On average, adult geese poop one to two pounds every day, according to Wascana Centre ecologist Sarah Romuld.
But she said that humans feeding geese makes the nuisance of goose poop all the more unsightly, and messy.
Romuld explained that geese don’t need the extra food they’re often fed by people, bread or otherwise.
“When you’re feeding them bread that’s very calorie-rich, you are speeding up their growth to where their body is not prepared,” meaning geese will poop more, Romuld said.
“Bread is in fact feeding birds candy. There’s no nutritional value in it.”
Giving geese or other birds popcorn or cheesies — examples Romuld has seen a few times in the park — is even worse, she said.
Along with the extra excrement from all that bread and other human snacks, geese’s wings and bodies overdevelop, making them heavier and longer. It makes the joints holding the wings to their bodies bend and twist in ways they’re not supposed to do, Romuld said.
She added that if park visitors remain stubborn and insist on feeding geese, then they should only be giving them spinach, lettuce, parsley or barley seeds.
Wascana Park has enough foliage and vegetation for geese to sustain themselves, she said.
Exact goose numbers hard to nail down
Romuld said that about 250 to 300 geese nest in Wascana Park every year.

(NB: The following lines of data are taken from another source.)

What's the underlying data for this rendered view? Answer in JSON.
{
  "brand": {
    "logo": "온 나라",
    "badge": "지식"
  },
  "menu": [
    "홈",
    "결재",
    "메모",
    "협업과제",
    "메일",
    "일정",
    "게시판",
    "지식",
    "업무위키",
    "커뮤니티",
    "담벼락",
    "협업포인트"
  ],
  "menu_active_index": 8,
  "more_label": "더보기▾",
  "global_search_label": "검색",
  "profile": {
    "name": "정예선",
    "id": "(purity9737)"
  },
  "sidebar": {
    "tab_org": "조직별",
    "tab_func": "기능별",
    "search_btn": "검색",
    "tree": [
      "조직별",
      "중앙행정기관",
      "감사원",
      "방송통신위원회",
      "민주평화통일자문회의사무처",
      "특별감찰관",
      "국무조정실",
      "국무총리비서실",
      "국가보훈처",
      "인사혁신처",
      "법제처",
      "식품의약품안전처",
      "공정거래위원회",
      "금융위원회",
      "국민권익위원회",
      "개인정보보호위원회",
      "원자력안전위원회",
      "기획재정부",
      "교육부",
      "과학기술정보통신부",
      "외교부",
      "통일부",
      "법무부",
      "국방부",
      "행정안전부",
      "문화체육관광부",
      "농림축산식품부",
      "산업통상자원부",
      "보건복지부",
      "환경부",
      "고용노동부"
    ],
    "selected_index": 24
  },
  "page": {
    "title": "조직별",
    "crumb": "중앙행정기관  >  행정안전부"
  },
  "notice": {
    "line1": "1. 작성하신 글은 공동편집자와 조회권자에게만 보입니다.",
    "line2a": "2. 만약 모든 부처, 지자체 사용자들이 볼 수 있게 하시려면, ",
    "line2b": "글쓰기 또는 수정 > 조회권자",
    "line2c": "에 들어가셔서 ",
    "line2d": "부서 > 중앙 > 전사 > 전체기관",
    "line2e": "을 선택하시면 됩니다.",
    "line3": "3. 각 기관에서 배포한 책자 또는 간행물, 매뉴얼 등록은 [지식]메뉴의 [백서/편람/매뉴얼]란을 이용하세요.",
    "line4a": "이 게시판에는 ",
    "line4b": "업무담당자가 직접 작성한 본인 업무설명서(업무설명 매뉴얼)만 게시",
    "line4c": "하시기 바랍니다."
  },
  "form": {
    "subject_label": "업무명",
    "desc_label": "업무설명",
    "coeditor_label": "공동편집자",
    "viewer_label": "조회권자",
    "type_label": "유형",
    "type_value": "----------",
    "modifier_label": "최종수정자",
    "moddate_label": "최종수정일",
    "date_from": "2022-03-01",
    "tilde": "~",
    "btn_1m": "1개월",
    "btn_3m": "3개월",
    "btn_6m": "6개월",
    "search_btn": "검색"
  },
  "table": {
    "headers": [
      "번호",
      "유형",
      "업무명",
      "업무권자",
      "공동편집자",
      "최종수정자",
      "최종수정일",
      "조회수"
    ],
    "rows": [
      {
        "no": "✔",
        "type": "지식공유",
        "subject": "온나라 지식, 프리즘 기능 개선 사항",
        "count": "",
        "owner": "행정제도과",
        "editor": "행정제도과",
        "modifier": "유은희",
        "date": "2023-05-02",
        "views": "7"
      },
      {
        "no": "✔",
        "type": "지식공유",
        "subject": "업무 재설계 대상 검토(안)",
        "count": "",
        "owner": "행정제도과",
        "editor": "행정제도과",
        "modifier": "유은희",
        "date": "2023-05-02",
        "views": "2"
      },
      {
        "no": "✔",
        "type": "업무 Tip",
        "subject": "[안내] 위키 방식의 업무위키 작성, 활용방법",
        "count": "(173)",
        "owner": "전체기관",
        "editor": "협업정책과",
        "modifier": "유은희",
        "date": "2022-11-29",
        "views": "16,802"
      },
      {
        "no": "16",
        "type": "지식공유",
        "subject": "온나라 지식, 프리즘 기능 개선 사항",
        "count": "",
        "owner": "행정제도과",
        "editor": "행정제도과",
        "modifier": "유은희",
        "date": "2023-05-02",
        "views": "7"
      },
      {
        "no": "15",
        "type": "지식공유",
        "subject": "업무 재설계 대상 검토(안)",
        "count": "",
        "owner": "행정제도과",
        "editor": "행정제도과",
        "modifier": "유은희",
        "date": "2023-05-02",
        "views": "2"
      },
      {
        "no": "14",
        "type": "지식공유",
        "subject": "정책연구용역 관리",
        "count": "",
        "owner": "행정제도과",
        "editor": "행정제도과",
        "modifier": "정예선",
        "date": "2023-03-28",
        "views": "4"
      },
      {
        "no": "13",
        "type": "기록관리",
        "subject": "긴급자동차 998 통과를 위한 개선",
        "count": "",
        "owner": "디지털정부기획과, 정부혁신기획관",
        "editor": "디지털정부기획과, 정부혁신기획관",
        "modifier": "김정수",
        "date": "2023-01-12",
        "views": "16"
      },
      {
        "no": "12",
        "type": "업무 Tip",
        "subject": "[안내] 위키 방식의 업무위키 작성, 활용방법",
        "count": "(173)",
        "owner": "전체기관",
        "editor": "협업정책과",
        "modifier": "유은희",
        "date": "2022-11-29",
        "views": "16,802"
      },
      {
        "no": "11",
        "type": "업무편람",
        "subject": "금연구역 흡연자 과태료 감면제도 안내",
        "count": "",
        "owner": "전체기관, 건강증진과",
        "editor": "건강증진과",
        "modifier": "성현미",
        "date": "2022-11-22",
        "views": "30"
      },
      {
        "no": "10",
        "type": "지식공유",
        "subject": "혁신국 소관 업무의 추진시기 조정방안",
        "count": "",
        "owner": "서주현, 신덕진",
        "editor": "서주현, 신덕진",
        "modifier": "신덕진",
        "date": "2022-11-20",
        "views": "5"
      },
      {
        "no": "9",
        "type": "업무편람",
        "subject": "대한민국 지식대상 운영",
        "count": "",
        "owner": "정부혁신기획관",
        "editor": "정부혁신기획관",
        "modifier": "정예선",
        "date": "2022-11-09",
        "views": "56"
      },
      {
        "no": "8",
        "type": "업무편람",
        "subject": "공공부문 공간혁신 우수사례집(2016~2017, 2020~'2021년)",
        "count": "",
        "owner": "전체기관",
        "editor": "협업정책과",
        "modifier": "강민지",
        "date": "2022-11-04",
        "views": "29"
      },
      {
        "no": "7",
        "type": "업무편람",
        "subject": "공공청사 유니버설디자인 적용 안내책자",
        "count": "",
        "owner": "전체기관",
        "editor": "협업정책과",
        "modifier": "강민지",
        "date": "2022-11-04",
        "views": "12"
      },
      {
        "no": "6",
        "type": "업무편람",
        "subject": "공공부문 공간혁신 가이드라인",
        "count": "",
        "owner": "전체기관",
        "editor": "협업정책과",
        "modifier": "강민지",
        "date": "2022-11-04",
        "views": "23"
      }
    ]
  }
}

But she cautioned that that number is a very rough estimate, because a goose visiting the park may not necessarily nest there. It could be nesting at a nearby golf course or a city-operated park in another part of Regina.
And the number changes significantly from year to year, she said.
Using 300 as a multiplier, that means nesting geese in the park poop about 450 pounds of waste there every day.
Romuld said Wascana Park crews do work to clear off pathways of the droppings, but not grassed areas.
She said poop or poop particles that make their ways into Wascana Lake add more phosphorus and nitrogen to the water.
Romuld said it’s hard to pinpoint how much of an impact that will have on the lake, because it’s part of a larger ecosystem with different animals and organisms using it and living in it.